If you've ever felt a flicker of unease walking alone through a hospital car park late at night, the footage released by a Melbourne court this week will stay with you. It shows a 66-year-old woman doing what any devoted spouse would do: racing to get her sick husband to an emergency department. What happened next is the kind of thing that makes you question whether anyone is truly safe anywhere.
Mary Iviglia had just retrieved a wheelchair from Casey Hospital in Melbourne's south-east when, according to prosecutors, 25-year-old Adam Barry climbed into her brown Ford Territory. Barry had reportedly been discharged from the same hospital moments earlier. The CCTV footage, now released by the court, shows Iviglia holding the car door open, pleading with Barry to stop. He allegedly accelerated regardless, dragging her alongside the vehicle before the rear tyre rolled over her as she lay face down on the ground.
The injuries she sustained were severe. Iviglia spent a week in intensive care with a punctured lung, eye and rib fractures, and faces a lifelong risk of future lung collapse. Speaking directly to Barry in court, she said: "The physical injuries you caused me put me in ICU for a week." She also told the court her sense of security had been permanently altered: "My sense of safety has been shattered by these events."
The magistrate presiding over the committal hearing did not mince words, describing the incident as "every person's worst nightmare" and noting how vulnerable the victim had been at the time of the alleged attack.
What followed the alleged carjacking, according to police, reads as almost casually brazen. Within twenty minutes of leaving the hospital, Barry allegedly stopped at a petrol station and used Iviglia's bank card to buy cigarettes and a lighter. He then allegedly visited a McDonald's in Clyde, a second McDonald's in Pakenham, and even called in at a community corrections centre in Wonthaggi, before police eventually located and arrested him at a shed behind a home in Pioneer Bay. Officers found the Ford Territory's key in his front pocket.
The court also heard that at the time of the alleged attack, Barry was already serving a community corrections order for dangerous driving while being pursued by police. His case has now been committed to the County Court, where a judge will hear the matter.
For Iviglia and her family, the legal process is only one part of recovery.

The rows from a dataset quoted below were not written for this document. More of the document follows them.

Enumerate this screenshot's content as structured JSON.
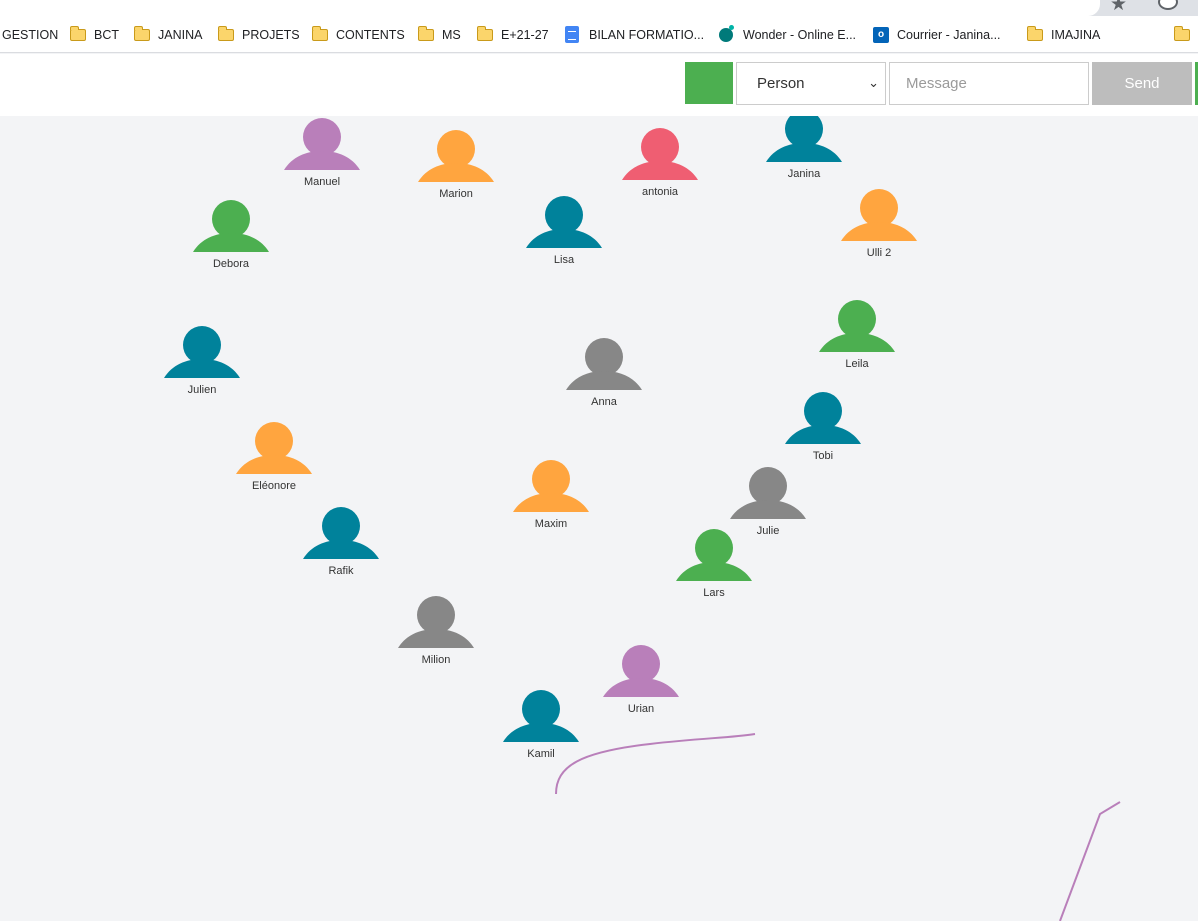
{
  "bookmarks": [
    {
      "label": "GESTION",
      "icon": "none"
    },
    {
      "label": "BCT",
      "icon": "folder-icon"
    },
    {
      "label": "JANINA",
      "icon": "folder-icon"
    },
    {
      "label": "PROJETS",
      "icon": "folder-icon"
    },
    {
      "label": "CONTENTS",
      "icon": "folder-icon"
    },
    {
      "label": "MS",
      "icon": "folder-icon"
    },
    {
      "label": "E+21-27",
      "icon": "folder-icon"
    },
    {
      "label": "BILAN FORMATIO...",
      "icon": "doc-icon"
    },
    {
      "label": "Wonder - Online E...",
      "icon": "wonder-icon"
    },
    {
      "label": "Courrier - Janina...",
      "icon": "outlook-icon"
    },
    {
      "label": "IMAJINA",
      "icon": "folder-icon"
    }
  ],
  "toolbar": {
    "swatch_color": "#4caf50",
    "person_select_value": "Person",
    "message_placeholder": "Message",
    "send_label": "Send"
  },
  "colors": {
    "purple": "#b97fba",
    "orange": "#ffa53f",
    "red": "#ef5e72",
    "teal": "#00829b",
    "green": "#4caf50",
    "gray": "#878787",
    "line": "#b97fba"
  },
  "people": [
    {
      "name": "Manuel",
      "color": "purple"
    },
    {
      "name": "Marion",
      "color": "orange"
    },
    {
      "name": "antonia",
      "color": "red"
    },
    {
      "name": "Janina",
      "color": "teal"
    },
    {
      "name": "Debora",
      "color": "green"
    },
    {
      "name": "Lisa",
      "color": "teal"
    },
    {
      "name": "Ulli 2",
      "color": "orange"
    },
    {
      "name": "Leila",
      "color": "green"
    },
    {
      "name": "Julien",
      "color": "teal"
    },
    {
      "name": "Anna",
      "color": "gray"
    },
    {
      "name": "Tobi",
      "color": "teal"
    },
    {
      "name": "Eléonore",
      "color": "orange"
    },
    {
      "name": "Maxim",
      "color": "orange"
    },
    {
      "name": "Julie",
      "color": "gray"
    },
    {
      "name": "Rafik",
      "color": "teal"
    },
    {
      "name": "Lars",
      "color": "green"
    },
    {
      "name": "Milion",
      "color": "gray"
    },
    {
      "name": "Urian",
      "color": "purple"
    },
    {
      "name": "Kamil",
      "color": "teal"
    }
  ]
}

Her account of a shattered sense of safety speaks to something broader: the psychological cost of violent crime that statistics rarely capture. Hospitals, by their nature, are places where people arrive already frightened and distracted. Car parks attached to emergency departments are not, as a rule, staffed or monitored with security in mind.
The Victoria Police and hospital administrators may well face renewed scrutiny over whether adequate safety measures exist in these spaces, particularly given that the alleged offender had just been discharged from the same facility. Those are legitimate questions, and ones that deserve straightforward answers rather than bureaucratic deflection.
At the same time, it is worth recognising that no car park security upgrade can fully eliminate risk when someone is determined to cause harm. The tension between practical safety investment and the limits of what institutions can actually prevent is real, and honest policy thinking has to grapple with both sides of that equation.
What is not in dispute is the human cost. A grandmother went to hospital to care for her husband and left with injuries that will follow her for the rest of her life. The court footage, now part of the public record, ensures that account is not easily forgotten.